Le thé est LA boisson typique en Asie et donc au Japon. On vous en propose dans certains magasins pour vous faire patienter et bien sûr dans les restaurants. Le plus souvent, c’est un thé plutôt amer, le macha (prononcez matcha), constitué de poudre verte. Il est servi sans sucre.
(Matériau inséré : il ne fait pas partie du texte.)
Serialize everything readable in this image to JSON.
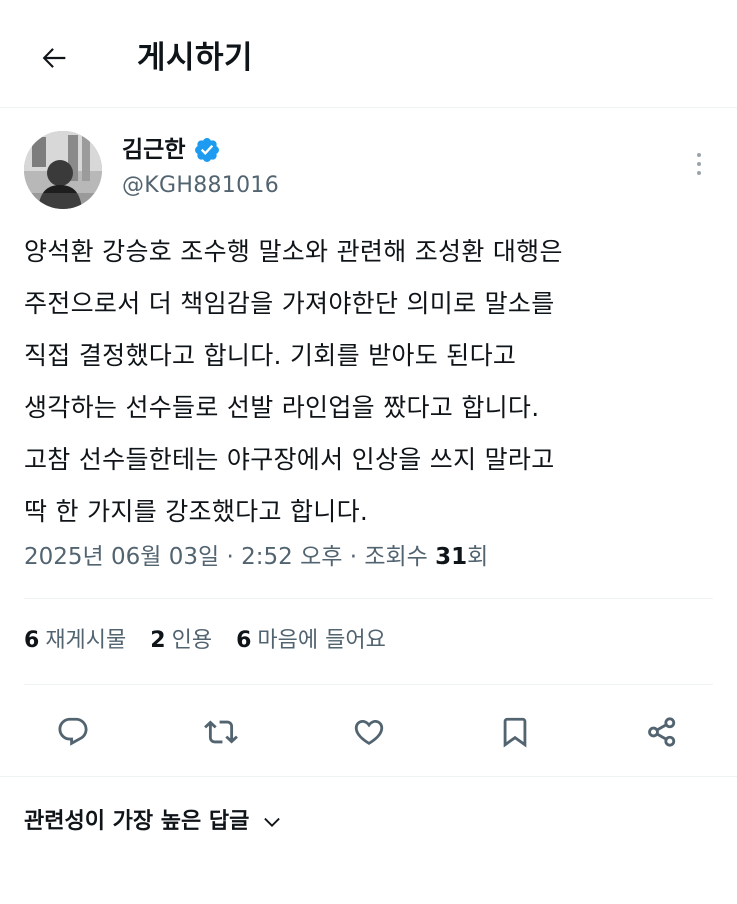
{
  "header": {
    "title": "게시하기",
    "back_icon": "arrow-left-icon"
  },
  "author": {
    "display_name": "김근한",
    "handle": "@KGH881016",
    "verified": true,
    "verified_color": "#1d9bf0"
  },
  "tweet": {
    "lines": [
      "양석환 강승호 조수행 말소와 관련해 조성환 대행은",
      "주전으로서 더 책임감을 가져야한단 의미로 말소를",
      "직접 결정했다고 합니다. 기회를 받아도 된다고",
      "생각하는 선수들로 선발 라인업을 짰다고 합니다.",
      "고참 선수들한테는 야구장에서 인상을 쓰지 말라고",
      "딱 한 가지를 강조했다고 합니다."
    ]
  },
  "meta": {
    "date": "2025년 06월 03일",
    "time": "2:52 오후",
    "views_label": "조회수",
    "views_count": "31",
    "views_unit": "회",
    "separator": "·"
  },
  "stats": {
    "reposts_count": "6",
    "reposts_label": "재게시물",
    "quotes_count": "2",
    "quotes_label": "인용",
    "likes_count": "6",
    "likes_label": "마음에 들어요"
  },
  "actions": [
    "reply-icon",
    "repost-icon",
    "like-icon",
    "bookmark-icon",
    "share-icon"
  ],
  "replies_sort": {
    "label": "관련성이 가장 높은 답글",
    "icon": "chevron-down-icon"
  },
  "colors": {
    "text": "#0f1419",
    "secondary": "#536471",
    "divider": "#eff3f4",
    "icon": "#536471"
  }
}
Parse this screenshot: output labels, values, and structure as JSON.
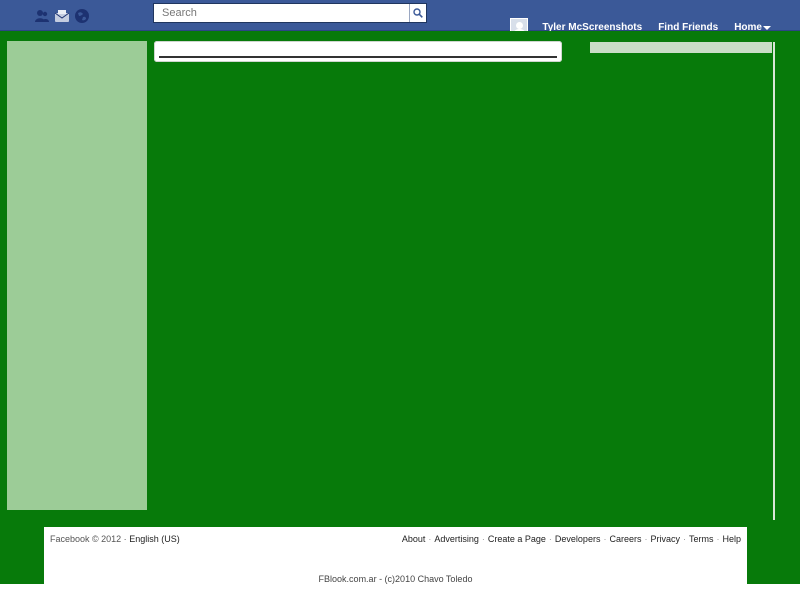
{
  "topbar": {
    "jewels": [
      {
        "icon": "friend-requests-icon"
      },
      {
        "icon": "messages-icon"
      },
      {
        "icon": "notifications-globe-icon"
      }
    ],
    "search": {
      "placeholder": "Search"
    },
    "user_name": "Tyler McScreenshots",
    "find_friends": "Find Friends",
    "home": "Home"
  },
  "colors": {
    "topbar": "#3b5998",
    "content_bg": "#077a0a",
    "left_column": "#9ccc97"
  },
  "footer": {
    "copyright": "Facebook © 2012 ·",
    "language": "English (US)",
    "links": [
      "About",
      "Advertising",
      "Create a Page",
      "Developers",
      "Careers",
      "Privacy",
      "Terms",
      "Help"
    ],
    "credit": "FBlook.com.ar - (c)2010 Chavo Toledo"
  }
}
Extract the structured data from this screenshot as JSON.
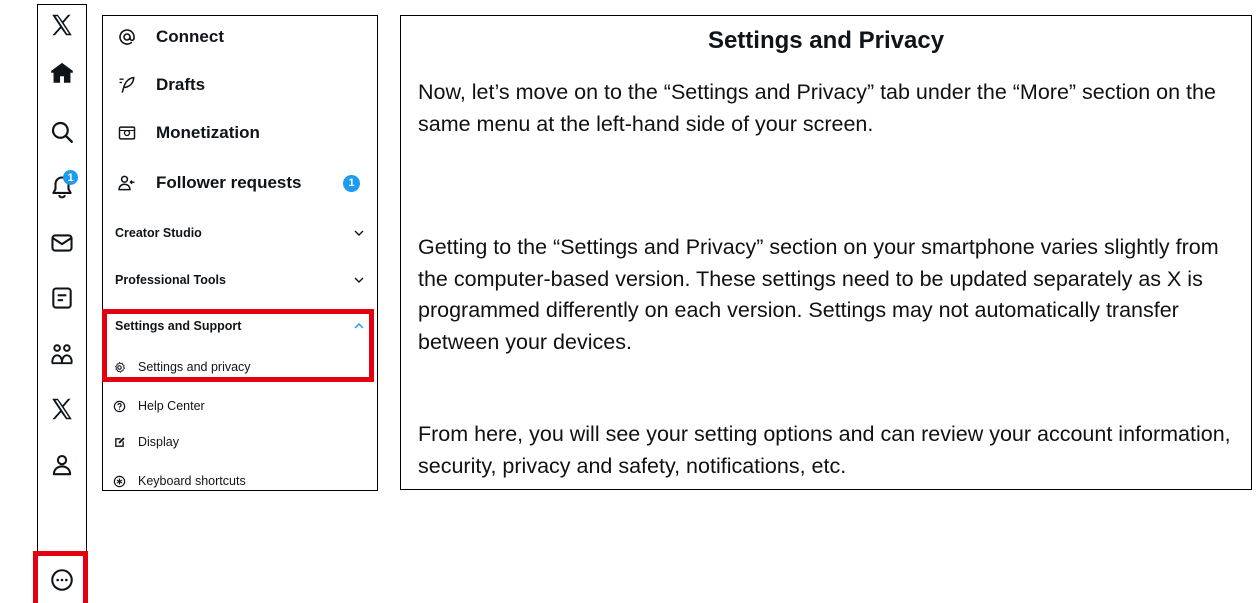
{
  "rail": {
    "icons": [
      "x-logo-icon",
      "home-icon",
      "search-icon",
      "notifications-icon",
      "messages-icon",
      "lists-icon",
      "communities-icon",
      "premium-x-icon",
      "profile-icon",
      "more-icon"
    ],
    "notification_count": "1"
  },
  "menu": {
    "connect": "Connect",
    "drafts": "Drafts",
    "monetization": "Monetization",
    "follower_requests": "Follower requests",
    "follower_requests_count": "1",
    "creator_studio": "Creator Studio",
    "professional_tools": "Professional Tools",
    "settings_and_support": "Settings and Support",
    "settings_and_privacy": "Settings and privacy",
    "help_center": "Help Center",
    "display": "Display",
    "keyboard_shortcuts": "Keyboard shortcuts"
  },
  "content": {
    "title": "Settings and Privacy",
    "paragraph1": "Now, let’s move on to the “Settings and Privacy” tab under the “More” section on the same menu at the left-hand side of your screen.",
    "paragraph2": "Getting to the “Settings and Privacy” section on your smartphone varies slightly from the computer-based version. These settings need to be updated separately as X is programmed differently on each version. Settings may not automatically transfer between your devices.",
    "paragraph3": "From here, you will see your setting options and can review your account information, security, privacy and safety, notifications, etc."
  },
  "colors": {
    "highlight": "#e3000f",
    "accent_blue": "#1d9bf0",
    "text": "#0f1419"
  }
}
J’aime beaucoup le thé et même si je préfère l’earl grey, je ne déteste pas un bon macha bien chaud, surtout en ce moment, au coeur de l’hiver. Le macha est sans doute un pilier de l’économie japonaise puisqu’on trouve de tout parfumé au macha : des biscuits, des glaces etc. Dès qu’un aliment a une couleur vert-foncé, c’est qu’il est au macha. Le thé se consomme aussi glacé. On peut acheter de petites bouteilles (en plastique) de thé dans tous les combinis. 

thé-sablier-tokyo

Le saké, l’umeshu, la bière et le whisky japonais sont les alcools les plus prisés. Les bières sont bien plus douces et moins amères qu’en Europe. Le saké n’a pas du tout le même goût que l’alcool de riz servi dans les restaurants asiatiques en France : il est moins fort, plus parfumé et se boit tiède ou froid. Je ne suis pas fan de saké, mais je n’en ai goûté que de très basiques. L’umeshu est un alcool de prune très sucré et très bon. 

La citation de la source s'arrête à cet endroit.